Per effetto di questi interventi d’ora innanzi il giudizio civile in Cassazione si concluderà, di regola, con la pronunzia di una ordinanza che potrà essere scritta impiegando moduli decisionali preformati ed in esito ad un nuovo procedimento in camera di consiglio che esclude la partecipazione delle parti dalla adunanza e lascia loro solo la possibilità di depositare memorie scritte, senza che gli sia più consentito però – considerata la abrogazione della relazione del giudice relatore – di conoscere in anticipo il progetto di decisione (la cui preventiva comunicazione avrebbe permesso agli avvocati fino ad oggi, in caso di dissenso, di esercitare il diritto di critica sia nello scritto che oralmente nella adunanza in camera di consiglio).
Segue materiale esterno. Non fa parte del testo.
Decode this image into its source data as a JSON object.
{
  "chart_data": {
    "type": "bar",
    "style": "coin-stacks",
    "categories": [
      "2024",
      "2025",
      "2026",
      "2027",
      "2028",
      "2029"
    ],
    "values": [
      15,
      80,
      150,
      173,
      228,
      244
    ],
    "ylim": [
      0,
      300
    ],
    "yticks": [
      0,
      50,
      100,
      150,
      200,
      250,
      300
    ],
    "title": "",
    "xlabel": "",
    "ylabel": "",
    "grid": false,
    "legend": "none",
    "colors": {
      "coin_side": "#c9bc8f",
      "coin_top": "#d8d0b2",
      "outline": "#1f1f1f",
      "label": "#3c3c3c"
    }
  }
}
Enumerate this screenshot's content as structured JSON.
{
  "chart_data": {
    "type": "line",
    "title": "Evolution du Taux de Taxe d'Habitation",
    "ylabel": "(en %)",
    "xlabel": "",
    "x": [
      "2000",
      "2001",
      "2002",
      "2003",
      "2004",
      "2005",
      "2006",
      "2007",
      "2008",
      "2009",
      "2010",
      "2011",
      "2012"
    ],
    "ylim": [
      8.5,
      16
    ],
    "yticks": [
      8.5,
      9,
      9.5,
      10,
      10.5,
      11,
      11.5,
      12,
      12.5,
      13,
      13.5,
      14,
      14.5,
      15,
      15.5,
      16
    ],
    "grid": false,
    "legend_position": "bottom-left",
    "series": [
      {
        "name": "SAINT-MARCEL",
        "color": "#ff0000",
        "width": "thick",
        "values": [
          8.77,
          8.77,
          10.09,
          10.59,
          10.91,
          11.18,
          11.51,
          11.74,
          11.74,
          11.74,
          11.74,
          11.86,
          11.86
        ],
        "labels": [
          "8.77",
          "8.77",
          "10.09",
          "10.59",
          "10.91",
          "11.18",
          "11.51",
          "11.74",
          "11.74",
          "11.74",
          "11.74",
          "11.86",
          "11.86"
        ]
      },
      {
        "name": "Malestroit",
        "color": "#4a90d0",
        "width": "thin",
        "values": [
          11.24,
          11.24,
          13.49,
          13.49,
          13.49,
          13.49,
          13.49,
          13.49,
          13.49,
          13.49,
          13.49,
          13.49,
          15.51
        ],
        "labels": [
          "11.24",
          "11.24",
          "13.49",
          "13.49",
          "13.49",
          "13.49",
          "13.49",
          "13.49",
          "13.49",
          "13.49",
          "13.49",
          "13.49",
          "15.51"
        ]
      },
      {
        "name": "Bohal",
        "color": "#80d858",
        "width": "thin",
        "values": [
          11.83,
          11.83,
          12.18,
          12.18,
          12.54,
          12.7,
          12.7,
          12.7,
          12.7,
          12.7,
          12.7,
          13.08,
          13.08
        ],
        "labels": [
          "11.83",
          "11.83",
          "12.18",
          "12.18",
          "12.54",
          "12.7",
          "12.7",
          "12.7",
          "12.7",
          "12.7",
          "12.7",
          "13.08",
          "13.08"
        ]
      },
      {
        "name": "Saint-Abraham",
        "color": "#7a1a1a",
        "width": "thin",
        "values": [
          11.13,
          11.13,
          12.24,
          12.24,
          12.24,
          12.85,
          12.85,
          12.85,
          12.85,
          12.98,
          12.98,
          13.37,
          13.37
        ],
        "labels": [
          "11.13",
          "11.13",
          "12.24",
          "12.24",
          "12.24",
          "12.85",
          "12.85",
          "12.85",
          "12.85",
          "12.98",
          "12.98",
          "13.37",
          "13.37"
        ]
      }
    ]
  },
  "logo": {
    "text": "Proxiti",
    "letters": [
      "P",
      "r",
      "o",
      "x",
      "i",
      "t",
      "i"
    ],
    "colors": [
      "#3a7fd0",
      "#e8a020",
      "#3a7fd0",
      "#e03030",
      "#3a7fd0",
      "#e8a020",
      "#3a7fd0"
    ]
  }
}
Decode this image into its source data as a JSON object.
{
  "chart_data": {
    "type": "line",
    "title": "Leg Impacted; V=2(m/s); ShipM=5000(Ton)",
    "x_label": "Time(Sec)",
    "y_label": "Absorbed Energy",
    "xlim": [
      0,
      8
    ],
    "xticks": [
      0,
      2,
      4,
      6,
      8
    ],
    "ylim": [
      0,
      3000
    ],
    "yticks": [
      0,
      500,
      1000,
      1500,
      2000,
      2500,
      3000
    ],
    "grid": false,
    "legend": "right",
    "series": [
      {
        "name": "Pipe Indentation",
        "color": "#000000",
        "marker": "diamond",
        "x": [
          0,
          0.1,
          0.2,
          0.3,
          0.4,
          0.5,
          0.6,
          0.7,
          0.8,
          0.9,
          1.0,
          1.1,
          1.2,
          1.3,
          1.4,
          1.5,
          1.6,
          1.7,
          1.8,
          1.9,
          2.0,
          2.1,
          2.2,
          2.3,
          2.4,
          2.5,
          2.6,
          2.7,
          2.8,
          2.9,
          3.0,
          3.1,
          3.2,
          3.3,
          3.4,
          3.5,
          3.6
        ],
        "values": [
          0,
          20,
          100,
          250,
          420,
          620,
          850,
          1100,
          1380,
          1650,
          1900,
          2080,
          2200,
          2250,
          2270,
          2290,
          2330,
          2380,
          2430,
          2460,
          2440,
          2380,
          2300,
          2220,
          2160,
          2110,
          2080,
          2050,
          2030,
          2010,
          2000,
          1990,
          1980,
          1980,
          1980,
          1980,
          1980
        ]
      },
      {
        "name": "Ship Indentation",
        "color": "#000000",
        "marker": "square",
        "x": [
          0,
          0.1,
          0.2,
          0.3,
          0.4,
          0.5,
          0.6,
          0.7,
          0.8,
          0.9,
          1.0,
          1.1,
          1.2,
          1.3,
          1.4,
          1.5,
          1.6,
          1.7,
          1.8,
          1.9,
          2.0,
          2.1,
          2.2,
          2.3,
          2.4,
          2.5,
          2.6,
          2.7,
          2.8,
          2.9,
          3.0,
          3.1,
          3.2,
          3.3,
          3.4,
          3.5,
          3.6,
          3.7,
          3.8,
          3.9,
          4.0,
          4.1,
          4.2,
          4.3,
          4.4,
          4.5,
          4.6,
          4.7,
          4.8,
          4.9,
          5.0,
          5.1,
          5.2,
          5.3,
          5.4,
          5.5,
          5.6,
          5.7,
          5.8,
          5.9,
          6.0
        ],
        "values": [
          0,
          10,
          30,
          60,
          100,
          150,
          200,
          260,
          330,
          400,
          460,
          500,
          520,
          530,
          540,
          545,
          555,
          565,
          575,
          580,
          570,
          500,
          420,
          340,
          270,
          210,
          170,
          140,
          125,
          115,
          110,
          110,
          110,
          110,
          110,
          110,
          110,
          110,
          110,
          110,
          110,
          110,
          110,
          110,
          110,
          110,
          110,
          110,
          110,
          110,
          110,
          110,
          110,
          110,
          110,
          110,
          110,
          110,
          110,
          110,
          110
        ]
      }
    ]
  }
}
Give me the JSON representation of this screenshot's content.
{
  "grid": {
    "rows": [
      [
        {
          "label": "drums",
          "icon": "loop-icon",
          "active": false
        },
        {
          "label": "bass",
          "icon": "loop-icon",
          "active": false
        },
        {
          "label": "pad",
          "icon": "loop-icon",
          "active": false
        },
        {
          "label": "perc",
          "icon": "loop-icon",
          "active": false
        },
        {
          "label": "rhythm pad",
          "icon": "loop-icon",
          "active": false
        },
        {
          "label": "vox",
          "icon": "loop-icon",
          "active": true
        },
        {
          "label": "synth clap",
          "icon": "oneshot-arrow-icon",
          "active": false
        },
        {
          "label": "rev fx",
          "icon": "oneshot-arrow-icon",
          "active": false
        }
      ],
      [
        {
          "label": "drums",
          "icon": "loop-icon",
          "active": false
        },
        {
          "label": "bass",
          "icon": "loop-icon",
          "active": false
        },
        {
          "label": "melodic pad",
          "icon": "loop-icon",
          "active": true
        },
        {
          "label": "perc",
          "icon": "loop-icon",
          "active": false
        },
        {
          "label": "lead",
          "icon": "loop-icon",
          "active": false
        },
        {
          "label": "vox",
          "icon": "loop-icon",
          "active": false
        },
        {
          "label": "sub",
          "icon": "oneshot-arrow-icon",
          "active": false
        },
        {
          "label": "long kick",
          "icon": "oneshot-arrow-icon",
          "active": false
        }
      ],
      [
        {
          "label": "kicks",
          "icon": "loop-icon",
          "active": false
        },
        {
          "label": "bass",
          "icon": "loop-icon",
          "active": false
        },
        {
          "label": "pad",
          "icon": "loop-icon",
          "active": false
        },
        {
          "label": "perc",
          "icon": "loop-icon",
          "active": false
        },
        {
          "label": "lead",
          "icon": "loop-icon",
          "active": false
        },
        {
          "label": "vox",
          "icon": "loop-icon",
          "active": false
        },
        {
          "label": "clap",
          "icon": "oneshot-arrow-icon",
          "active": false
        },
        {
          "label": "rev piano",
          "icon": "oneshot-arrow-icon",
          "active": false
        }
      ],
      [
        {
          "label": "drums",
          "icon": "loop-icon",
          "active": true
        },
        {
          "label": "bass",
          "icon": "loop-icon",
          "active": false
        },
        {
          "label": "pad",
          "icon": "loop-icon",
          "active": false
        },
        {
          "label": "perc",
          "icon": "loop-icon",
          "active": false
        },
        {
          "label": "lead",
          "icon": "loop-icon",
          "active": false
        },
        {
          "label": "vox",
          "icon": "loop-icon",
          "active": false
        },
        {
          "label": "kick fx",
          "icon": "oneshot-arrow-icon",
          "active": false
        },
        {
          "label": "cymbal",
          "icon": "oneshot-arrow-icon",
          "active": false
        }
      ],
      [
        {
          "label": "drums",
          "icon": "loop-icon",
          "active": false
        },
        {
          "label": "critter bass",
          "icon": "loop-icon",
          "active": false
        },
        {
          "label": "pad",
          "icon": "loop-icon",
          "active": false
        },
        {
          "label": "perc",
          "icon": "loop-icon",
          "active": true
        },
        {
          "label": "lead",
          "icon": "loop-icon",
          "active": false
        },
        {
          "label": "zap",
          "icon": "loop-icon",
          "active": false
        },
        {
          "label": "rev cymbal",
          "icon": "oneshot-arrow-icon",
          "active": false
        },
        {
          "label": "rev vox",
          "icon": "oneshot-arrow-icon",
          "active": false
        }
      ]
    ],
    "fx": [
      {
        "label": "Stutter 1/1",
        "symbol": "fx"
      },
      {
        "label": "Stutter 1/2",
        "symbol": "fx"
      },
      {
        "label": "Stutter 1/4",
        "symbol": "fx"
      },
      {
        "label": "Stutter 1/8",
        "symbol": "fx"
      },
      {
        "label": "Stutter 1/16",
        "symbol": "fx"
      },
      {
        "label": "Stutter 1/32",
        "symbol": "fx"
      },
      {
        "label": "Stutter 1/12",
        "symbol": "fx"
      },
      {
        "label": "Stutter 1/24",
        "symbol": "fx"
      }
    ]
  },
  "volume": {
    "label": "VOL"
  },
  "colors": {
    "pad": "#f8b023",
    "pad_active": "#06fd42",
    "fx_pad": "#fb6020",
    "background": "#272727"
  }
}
Non c’è da rallegrarsene, almeno per quanti insistano a pensare che la Corte di cassazione, quale “organo supremo della giustizia” (art. 65 ord. giud.), deve preoccuparsi non soltanto della nomofilachia, ma pure (come ha incisivamente scritto Carmine Punzi, in Riv. dir. proc., 2016, 588) «di rispondere alla domanda di giustizia dei cittadini», assicurando loro, anche nel giudizio di legittimità, quel “giusto processo” che viene garantito in ogni fase e grado dall’art. 111 Cost.